Oblicze nie ręką ludzką malowane
Ks. Jan Szywalski przedstawia: „Ujrzał i uwierzył” - pisze św. Jan Ewangelista o „owym uczniu”, czyli o sobie samym, kiedy wszedł do pustego grobu razem z Piotrem w wielkanocny poranek. Co takiego zobaczył, że uwierzył?
Całun turyński
W Turynie przechowuje się najdroższą relikwię po Panu Jezusie – płótno, w które owinięto Jego ciało po śmierci i złożono w grobie. Św. Mateusz opisuje w swej Ewangelii, że Józef z Arymatei po straceniu Jezusa poprosił o Jego ciało.
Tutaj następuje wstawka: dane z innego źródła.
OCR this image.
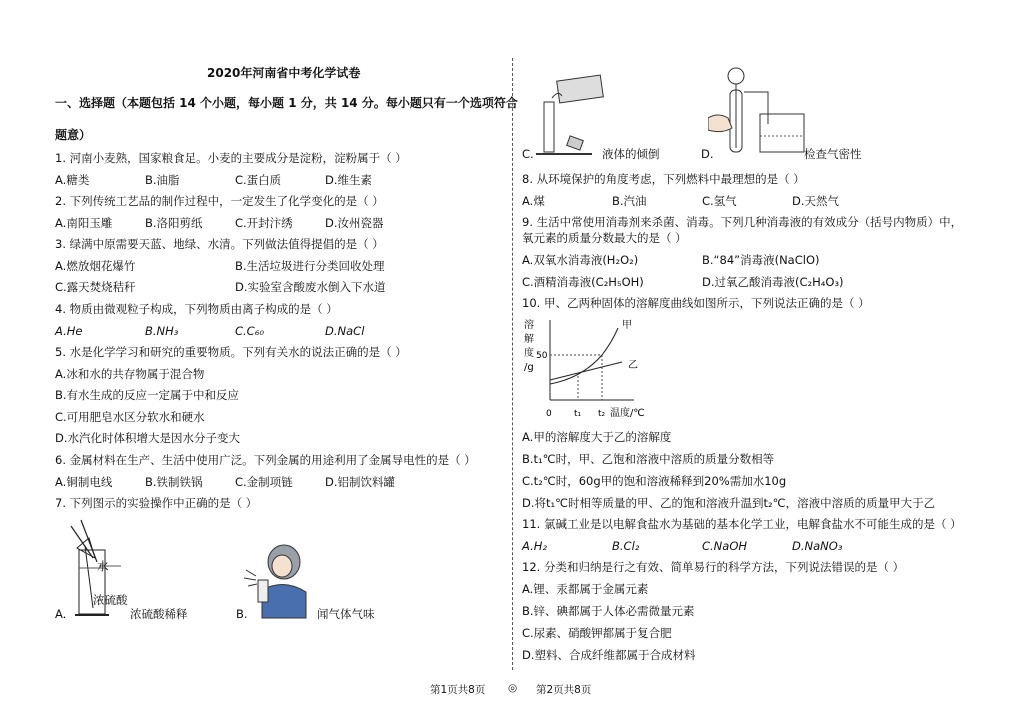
2020年河南省中考化学试卷
一、选择题（本题包括 14 个小题，每小题 1 分，共 14 分。每小题只有一个选项符合
题意）
1. 河南小麦熟，国家粮食足。小麦的主要成分是淀粉，淀粉属于（ ）
A.糖类	B.油脂	C.蛋白质	D.维生素
2. 下列传统工艺品的制作过程中，一定发生了化学变化的是（ ）
A.南阳玉雕	B.洛阳剪纸	C.开封汴绣	D.汝州瓷器
3. 绿满中原需要天蓝、地绿、水清。下列做法值得提倡的是（ ）
A.燃放烟花爆竹	B.生活垃圾进行分类回收处理
C.露天焚烧秸秆	D.实验室含酸废水倒入下水道
4. 物质由微观粒子构成，下列物质由离子构成的是（ ）
A.He	B.NH₃	C.C₆₀	D.NaCl
5. 水是化学学习和研究的重要物质。下列有关水的说法正确的是（ ）
A.冰和水的共存物属于混合物
B.有水生成的反应一定属于中和反应
C.可用肥皂水区分软水和硬水
D.水汽化时体积增大是因水分子变大
6. 金属材料在生产、生活中使用广泛。下列金属的用途利用了金属导电性的是（ ）
A.铜制电线	B.铁制铁锅	C.金制项链	D.铝制饮料罐
7. 下列图示的实验操作中正确的是（ ）
水
浓硫酸
A.	浓硫酸稀释	B.	闻气体气味
C.	液体的倾倒	D.	检查气密性
8. 从环境保护的角度考虑，下列燃料中最理想的是（ ）
A.煤	B.汽油	C.氢气	D.天然气
9. 生活中常使用消毒剂来杀菌、消毒。下列几种消毒液的有效成分（括号内物质）中，
氧元素的质量分数最大的是（ ）
A.双氧水消毒液(H₂O₂)	B.“84”消毒液(NaClO)
C.酒精消毒液(C₂H₅OH)	D.过氧乙酸消毒液(C₂H₄O₃)
10. 甲、乙两种固体的溶解度曲线如图所示，下列说法正确的是（ ）
溶
解
度
/g
50
0 t₁ t₂ 温度/℃
甲
乙
A.甲的溶解度大于乙的溶解度
B.t₁℃时，甲、乙饱和溶液中溶质的质量分数相等
C.t₂℃时，60g甲的饱和溶液稀释到20%需加水10g
D.将t₁℃时相等质量的甲、乙的饱和溶液升温到t₂℃，溶液中溶质的质量甲大于乙
11. 氯碱工业是以电解食盐水为基础的基本化学工业，电解食盐水不可能生成的是（ ）
A.H₂	B.Cl₂	C.NaOH	D.NaNO₃
12. 分类和归纳是行之有效、简单易行的科学方法，下列说法错误的是（ ）
A.锂、汞都属于金属元素
B.锌、碘都属于人体必需微量元素
C.尿素、硝酸钾都属于复合肥
D.塑料、合成纤维都属于合成材料
第1页共8页 ◎ 第2页共8页
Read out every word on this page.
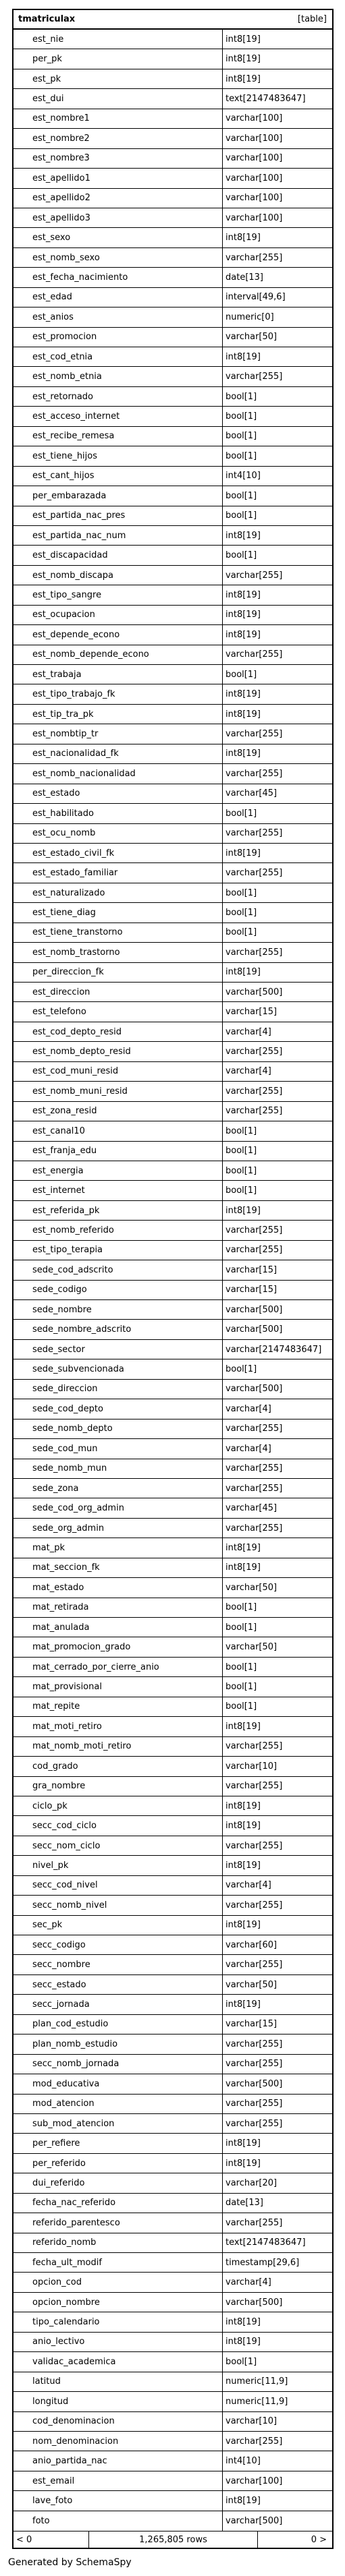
tmatriculax	[table]
est_nie	int8[19]
per_pk	int8[19]
est_pk	int8[19]
est_dui	text[2147483647]
est_nombre1	varchar[100]
est_nombre2	varchar[100]
est_nombre3	varchar[100]
est_apellido1	varchar[100]
est_apellido2	varchar[100]
est_apellido3	varchar[100]
est_sexo	int8[19]
est_nomb_sexo	varchar[255]
est_fecha_nacimiento	date[13]
est_edad	interval[49,6]
est_anios	numeric[0]
est_promocion	varchar[50]
est_cod_etnia	int8[19]
est_nomb_etnia	varchar[255]
est_retornado	bool[1]
est_acceso_internet	bool[1]
est_recibe_remesa	bool[1]
est_tiene_hijos	bool[1]
est_cant_hijos	int4[10]
per_embarazada	bool[1]
est_partida_nac_pres	bool[1]
est_partida_nac_num	int8[19]
est_discapacidad	bool[1]
est_nomb_discapa	varchar[255]
est_tipo_sangre	int8[19]
est_ocupacion	int8[19]
est_depende_econo	int8[19]
est_nomb_depende_econo	varchar[255]
est_trabaja	bool[1]
est_tipo_trabajo_fk	int8[19]
est_tip_tra_pk	int8[19]
est_nombtip_tr	varchar[255]
est_nacionalidad_fk	int8[19]
est_nomb_nacionalidad	varchar[255]
est_estado	varchar[45]
est_habilitado	bool[1]
est_ocu_nomb	varchar[255]
est_estado_civil_fk	int8[19]
est_estado_familiar	varchar[255]
est_naturalizado	bool[1]
est_tiene_diag	bool[1]
est_tiene_transtorno	bool[1]
est_nomb_trastorno	varchar[255]
per_direccion_fk	int8[19]
est_direccion	varchar[500]
est_telefono	varchar[15]
est_cod_depto_resid	varchar[4]
est_nomb_depto_resid	varchar[255]
est_cod_muni_resid	varchar[4]
est_nomb_muni_resid	varchar[255]
est_zona_resid	varchar[255]
est_canal10	bool[1]
est_franja_edu	bool[1]
est_energia	bool[1]
est_internet	bool[1]
est_referida_pk	int8[19]
est_nomb_referido	varchar[255]
est_tipo_terapia	varchar[255]
sede_cod_adscrito	varchar[15]
sede_codigo	varchar[15]
sede_nombre	varchar[500]
sede_nombre_adscrito	varchar[500]
sede_sector	varchar[2147483647]
sede_subvencionada	bool[1]
sede_direccion	varchar[500]
sede_cod_depto	varchar[4]
sede_nomb_depto	varchar[255]
sede_cod_mun	varchar[4]
sede_nomb_mun	varchar[255]
sede_zona	varchar[255]
sede_cod_org_admin	varchar[45]
sede_org_admin	varchar[255]
mat_pk	int8[19]
mat_seccion_fk	int8[19]
mat_estado	varchar[50]
mat_retirada	bool[1]
mat_anulada	bool[1]
mat_promocion_grado	varchar[50]
mat_cerrado_por_cierre_anio	bool[1]
mat_provisional	bool[1]
mat_repite	bool[1]
mat_moti_retiro	int8[19]
mat_nomb_moti_retiro	varchar[255]
cod_grado	varchar[10]
gra_nombre	varchar[255]
ciclo_pk	int8[19]
secc_cod_ciclo	int8[19]
secc_nom_ciclo	varchar[255]
nivel_pk	int8[19]
secc_cod_nivel	varchar[4]
secc_nomb_nivel	varchar[255]
sec_pk	int8[19]
secc_codigo	varchar[60]
secc_nombre	varchar[255]
secc_estado	varchar[50]
secc_jornada	int8[19]
plan_cod_estudio	varchar[15]
plan_nomb_estudio	varchar[255]
secc_nomb_jornada	varchar[255]
mod_educativa	varchar[500]
mod_atencion	varchar[255]
sub_mod_atencion	varchar[255]
per_refiere	int8[19]
per_referido	int8[19]
dui_referido	varchar[20]
fecha_nac_referido	date[13]
referido_parentesco	varchar[255]
referido_nomb	text[2147483647]
fecha_ult_modif	timestamp[29,6]
opcion_cod	varchar[4]
opcion_nombre	varchar[500]
tipo_calendario	int8[19]
anio_lectivo	int8[19]
validac_academica	bool[1]
latitud	numeric[11,9]
longitud	numeric[11,9]
cod_denominacion	varchar[10]
nom_denominacion	varchar[255]
anio_partida_nac	int4[10]
est_email	varchar[100]
lave_foto	int8[19]
foto	varchar[500]
< 0	1,265,805 rows	0 >
Generated by SchemaSpy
Zdjęto je z krzyża, owinięto w płótna i złożono w grobie, jakby w jaskini wykutej w skale zamkniętą następnie dużym kamieniem. W poranek wielkanocny po niewiastach przybyli do grobu właśnie Piotr i Jan. „Biegli oni obydwaj razem, lecz ów drugi uczeń wyprzedził Piotra i przybył pierwszy do grobu. A kiedy się nachylił, zobaczył leżące płótna, jednakże nie wszedł do środka. Nadszedł potem także Szymon Piotr, idący za nim. Wszedł on do wnętrza grobu i ujrzał leżące płótna oraz chustę, która była na Jego głowie, leżąca nie razem z płótnami, ale oddzielnie zwiniętą w jednym miejscu. Wtedy wszedł do wnętrza także ów drugi uczeń, który pierwszy przybył do grobu. Ujrzał i uwierzył” (J 20,4-8).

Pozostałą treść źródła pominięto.